Es sind neue Enthüllungen über Abbé Pierre aufgetaucht. Ein am Montag von Emmaus veröffentlichter neuer Bericht enthüllt neun neue Vorwürfe sexueller Gewalt, darunter Vergewaltigung einer Minderjährigen und inzestuösen Missbrauch. Insgesamt wurden mittlerweile 33 Zeugenaussagen gesammelt.
Die Zungen werden gelockert und wir erfahren, dass der Skandal kurz nach seinem Tod im Jahr 2007 hätte ausbrechen können, der Gründer von Emmaüs war damals jedoch unantastbar. Seit letztem Sommer, als der Skandal ausbrach, wissen wir, dass die Kirche seit den 1950er Jahren Kenntnis von den Missbräuchen hatte, die Abbé Pierre begangen hatte. Zunächst erhielt er grünes Licht, dann wurde er von seinen Mitmenschen streng überwacht, insbesondere wenn er ins Ausland reiste. Aber es ist ein echter Bleiestrich, der es jahrzehntelang schützte.
Seitdem hat sich die Welt verändert und auch die Kirche. In einer Pressemitteilung bekräftigte die Konferenz der französischen Bischöfe gestern, dass die inzwischen bekannte Anhäufung von Fakten, die dieser so bewunderte Priester begangen hat, erschreckend ist. Besser spät als nie.
Aber die breite Öffentlichkeit hätte schon 2007 alles wissen können. Tatsächlich wollte ein Mann, Jean-Christophe Ménétrier, heute in den Siebzigern, damals ein Buch mit dem Titel „La Conviction“ veröffentlichen, in dem er sagte, dass er es sei der verborgene Sohn von Abt Pierre. Es hat Seiten um Seiten geschwärzt, aber kein Verlag hat jemals zugestimmt, es zu veröffentlichen.
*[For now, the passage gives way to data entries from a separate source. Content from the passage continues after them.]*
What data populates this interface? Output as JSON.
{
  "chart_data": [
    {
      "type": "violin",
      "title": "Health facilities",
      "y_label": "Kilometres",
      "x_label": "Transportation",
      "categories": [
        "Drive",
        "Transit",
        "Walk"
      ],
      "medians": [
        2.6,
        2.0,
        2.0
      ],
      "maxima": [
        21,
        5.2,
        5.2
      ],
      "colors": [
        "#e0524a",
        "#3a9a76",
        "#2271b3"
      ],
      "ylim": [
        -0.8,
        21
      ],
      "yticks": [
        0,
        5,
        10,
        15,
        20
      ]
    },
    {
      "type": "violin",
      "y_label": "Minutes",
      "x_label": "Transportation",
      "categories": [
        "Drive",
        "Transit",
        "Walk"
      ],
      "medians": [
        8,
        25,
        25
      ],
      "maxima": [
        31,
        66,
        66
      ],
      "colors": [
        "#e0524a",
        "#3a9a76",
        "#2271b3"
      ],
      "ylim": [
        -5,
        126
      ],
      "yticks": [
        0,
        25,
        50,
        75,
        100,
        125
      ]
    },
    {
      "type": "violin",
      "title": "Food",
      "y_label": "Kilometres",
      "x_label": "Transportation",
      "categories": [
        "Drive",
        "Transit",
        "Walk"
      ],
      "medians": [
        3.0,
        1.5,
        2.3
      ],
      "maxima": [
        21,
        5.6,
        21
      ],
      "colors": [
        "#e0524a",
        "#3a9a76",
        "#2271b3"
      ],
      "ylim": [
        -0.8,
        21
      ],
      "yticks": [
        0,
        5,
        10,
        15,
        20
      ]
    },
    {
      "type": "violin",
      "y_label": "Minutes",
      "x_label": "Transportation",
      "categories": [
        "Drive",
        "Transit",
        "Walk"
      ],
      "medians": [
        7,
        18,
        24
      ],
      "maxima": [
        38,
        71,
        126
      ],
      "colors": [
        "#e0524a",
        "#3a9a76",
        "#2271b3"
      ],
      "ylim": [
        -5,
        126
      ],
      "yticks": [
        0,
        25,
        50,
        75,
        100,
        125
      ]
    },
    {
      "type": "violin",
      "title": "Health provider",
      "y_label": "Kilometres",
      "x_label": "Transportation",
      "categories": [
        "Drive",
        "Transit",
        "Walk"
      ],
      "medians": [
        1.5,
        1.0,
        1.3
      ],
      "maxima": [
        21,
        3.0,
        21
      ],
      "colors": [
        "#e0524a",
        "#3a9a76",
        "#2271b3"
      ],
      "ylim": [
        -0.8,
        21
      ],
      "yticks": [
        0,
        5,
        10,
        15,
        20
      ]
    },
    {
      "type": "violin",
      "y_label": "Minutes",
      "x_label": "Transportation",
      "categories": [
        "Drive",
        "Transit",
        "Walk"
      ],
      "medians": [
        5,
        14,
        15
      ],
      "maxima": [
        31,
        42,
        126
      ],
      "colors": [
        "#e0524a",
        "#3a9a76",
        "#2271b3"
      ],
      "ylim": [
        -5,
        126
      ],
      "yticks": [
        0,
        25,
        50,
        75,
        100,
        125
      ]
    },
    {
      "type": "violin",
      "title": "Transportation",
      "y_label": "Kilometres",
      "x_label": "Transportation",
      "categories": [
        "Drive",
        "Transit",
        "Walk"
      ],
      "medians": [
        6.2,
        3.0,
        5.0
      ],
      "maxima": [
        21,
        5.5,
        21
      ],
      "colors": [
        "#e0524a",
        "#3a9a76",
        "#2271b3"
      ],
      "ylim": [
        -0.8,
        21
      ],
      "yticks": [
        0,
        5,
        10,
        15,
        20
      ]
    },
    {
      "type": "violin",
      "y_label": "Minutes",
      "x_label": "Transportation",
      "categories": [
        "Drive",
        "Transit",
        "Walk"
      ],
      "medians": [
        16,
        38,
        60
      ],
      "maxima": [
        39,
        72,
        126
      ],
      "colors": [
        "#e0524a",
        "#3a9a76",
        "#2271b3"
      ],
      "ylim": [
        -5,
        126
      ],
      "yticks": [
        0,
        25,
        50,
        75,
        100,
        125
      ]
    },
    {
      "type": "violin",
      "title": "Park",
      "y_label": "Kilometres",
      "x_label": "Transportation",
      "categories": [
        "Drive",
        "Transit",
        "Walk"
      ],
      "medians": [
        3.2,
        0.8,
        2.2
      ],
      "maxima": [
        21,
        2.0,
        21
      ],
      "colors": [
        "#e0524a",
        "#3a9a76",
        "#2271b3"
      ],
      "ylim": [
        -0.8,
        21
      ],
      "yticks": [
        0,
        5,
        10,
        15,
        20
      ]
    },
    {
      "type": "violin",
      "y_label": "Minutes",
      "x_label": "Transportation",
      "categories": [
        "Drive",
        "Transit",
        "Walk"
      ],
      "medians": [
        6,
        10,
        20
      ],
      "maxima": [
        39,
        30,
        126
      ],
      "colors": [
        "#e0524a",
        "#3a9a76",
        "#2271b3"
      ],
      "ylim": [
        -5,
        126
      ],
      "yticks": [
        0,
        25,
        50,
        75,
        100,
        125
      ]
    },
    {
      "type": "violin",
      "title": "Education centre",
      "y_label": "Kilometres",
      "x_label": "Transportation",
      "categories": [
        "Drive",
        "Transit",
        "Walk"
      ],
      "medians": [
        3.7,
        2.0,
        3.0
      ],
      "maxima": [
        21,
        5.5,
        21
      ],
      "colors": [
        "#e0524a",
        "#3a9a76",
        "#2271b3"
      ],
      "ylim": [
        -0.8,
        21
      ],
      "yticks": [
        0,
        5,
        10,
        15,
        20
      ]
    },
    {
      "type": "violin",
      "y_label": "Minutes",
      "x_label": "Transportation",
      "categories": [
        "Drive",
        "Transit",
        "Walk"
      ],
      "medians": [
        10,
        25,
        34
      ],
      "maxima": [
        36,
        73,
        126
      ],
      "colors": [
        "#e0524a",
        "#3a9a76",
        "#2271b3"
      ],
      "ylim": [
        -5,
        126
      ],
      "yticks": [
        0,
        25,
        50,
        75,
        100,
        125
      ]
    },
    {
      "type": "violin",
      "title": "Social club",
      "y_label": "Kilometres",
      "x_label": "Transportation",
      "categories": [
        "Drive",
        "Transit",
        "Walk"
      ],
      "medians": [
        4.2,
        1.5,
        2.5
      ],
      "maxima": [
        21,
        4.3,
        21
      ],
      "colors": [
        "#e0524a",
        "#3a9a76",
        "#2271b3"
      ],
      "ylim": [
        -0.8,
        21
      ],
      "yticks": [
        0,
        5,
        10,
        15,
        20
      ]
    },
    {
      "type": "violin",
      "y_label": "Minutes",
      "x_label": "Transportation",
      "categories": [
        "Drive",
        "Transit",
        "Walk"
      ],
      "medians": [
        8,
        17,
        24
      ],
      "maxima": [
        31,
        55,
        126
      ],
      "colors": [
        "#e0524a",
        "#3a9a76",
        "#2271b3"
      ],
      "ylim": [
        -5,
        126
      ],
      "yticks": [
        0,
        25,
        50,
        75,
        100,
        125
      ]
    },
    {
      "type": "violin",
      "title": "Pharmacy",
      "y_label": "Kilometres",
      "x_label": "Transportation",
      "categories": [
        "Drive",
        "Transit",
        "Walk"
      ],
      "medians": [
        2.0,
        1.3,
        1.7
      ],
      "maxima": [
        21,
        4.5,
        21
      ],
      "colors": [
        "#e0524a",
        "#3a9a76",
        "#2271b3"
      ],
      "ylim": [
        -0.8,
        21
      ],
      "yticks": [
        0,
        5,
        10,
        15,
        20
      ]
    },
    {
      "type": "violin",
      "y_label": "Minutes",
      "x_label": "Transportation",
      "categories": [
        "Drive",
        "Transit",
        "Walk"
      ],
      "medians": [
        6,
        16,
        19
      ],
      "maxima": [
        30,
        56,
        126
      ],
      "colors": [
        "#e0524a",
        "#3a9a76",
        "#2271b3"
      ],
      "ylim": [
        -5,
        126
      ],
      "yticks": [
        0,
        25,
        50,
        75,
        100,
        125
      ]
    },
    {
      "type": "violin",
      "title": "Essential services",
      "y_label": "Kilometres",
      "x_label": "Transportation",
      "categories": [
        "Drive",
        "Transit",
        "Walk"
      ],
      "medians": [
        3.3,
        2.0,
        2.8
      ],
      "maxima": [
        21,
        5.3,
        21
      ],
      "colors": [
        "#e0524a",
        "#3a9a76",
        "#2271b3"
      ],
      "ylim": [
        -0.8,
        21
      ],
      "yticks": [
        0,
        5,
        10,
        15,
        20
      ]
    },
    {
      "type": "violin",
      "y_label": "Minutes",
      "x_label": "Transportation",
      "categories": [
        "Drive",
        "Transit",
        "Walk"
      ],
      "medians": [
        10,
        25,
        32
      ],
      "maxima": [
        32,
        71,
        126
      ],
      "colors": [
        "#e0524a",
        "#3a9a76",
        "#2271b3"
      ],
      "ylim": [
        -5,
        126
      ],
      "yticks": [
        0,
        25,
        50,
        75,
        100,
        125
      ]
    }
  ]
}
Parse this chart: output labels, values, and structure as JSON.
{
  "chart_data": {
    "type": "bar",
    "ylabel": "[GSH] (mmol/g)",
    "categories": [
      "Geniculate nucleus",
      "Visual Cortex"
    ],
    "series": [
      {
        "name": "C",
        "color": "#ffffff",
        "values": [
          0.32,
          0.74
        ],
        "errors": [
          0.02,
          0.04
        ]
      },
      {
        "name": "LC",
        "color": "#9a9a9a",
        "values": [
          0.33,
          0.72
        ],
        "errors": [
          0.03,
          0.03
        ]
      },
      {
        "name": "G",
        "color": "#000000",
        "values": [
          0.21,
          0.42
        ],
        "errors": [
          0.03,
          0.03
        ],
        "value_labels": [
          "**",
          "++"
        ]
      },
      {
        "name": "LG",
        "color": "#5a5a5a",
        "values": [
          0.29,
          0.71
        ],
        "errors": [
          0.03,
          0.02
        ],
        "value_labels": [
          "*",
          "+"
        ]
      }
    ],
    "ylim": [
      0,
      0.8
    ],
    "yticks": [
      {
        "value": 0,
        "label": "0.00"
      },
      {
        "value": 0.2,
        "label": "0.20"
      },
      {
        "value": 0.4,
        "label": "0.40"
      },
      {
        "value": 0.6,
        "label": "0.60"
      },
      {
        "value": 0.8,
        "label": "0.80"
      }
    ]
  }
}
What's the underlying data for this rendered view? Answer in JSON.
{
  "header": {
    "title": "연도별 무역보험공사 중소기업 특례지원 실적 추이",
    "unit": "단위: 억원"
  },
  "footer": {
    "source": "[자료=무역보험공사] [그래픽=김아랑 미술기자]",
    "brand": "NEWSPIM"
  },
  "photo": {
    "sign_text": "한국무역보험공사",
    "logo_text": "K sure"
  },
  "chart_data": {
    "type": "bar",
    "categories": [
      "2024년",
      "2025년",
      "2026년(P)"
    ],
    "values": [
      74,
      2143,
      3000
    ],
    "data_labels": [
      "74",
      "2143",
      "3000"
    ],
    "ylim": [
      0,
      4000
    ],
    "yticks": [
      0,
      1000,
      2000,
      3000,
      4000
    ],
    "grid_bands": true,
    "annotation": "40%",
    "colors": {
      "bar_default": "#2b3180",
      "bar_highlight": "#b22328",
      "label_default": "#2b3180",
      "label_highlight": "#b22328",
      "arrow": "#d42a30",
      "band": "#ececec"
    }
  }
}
Ein Dokumentarfilmregisseur, Patrick Charles-Messance, hörte von diesem Projekt und beschloss, den Abt zu untersuchen. Er führte zahlreiche Interviews, insbesondere das von Sanda Slag, einem ehemaligen Model, hübsch blond, elegant, die langjährige Begleiterin der Sängerin Mouloudji. Abbé Pierre hätte es von 1985 bis 1996 unterhalten und insbesondere die Miete im Wert von rund 2000 Euro pro Monat bezahlt.
-Sie spricht von der Faszination, die der Priester auf sie ausübte, aber sie hätte seinen dringenden, ja sogar gewalttätigen Annäherungsversuchen niemals nachgegeben. Andererseits kaufte sie ihm am Zeitungskiosk des Bahnhofs Saint-Lazare heimlich pornografische Zeitschriften ab, darunter auch eine Lesbenzeitschrift. Sanda Slag zerbrach offenbar 1996 nach der Garaudi-Affäre, als der Abt die Verteidigung eines seiner Freunde, eines ehemaligen kommunistischen Philosophen, übernahm, der in einem Buch revisionistische Thesen entwickelt hatte.
Auch hier begann ein Skandal, aber Abt Pierre profitierte von dem Ablass, der ihm damals gewährt wurde. Patrick Charles-Messance versuchte vergeblich, seine Interviews übertragen zu lassen. Er gab seine Kassetten sogar einem Fernsehsender, aber niemand wollte jemals den Schleier lüften. Einige Ausschnitte wurden erst am Sonntagabend, 18 Jahre nach ihrer Verfilmung, gezeigt.
Sanda Slag, die 2010 starb, schrieb 2008 ein Buch mit dem Titel „Der Heilige und der Sünder“, in dem sie alles erzählte. Das Buch wurde veröffentlicht, hatte aber keinen Erfolg. Wir berührten damals kein Idol, das die Lieblingspersönlichkeit der Franzosen war. Ein Idol, das dieses Mal tatsächlich vom Sockel gefallen ist.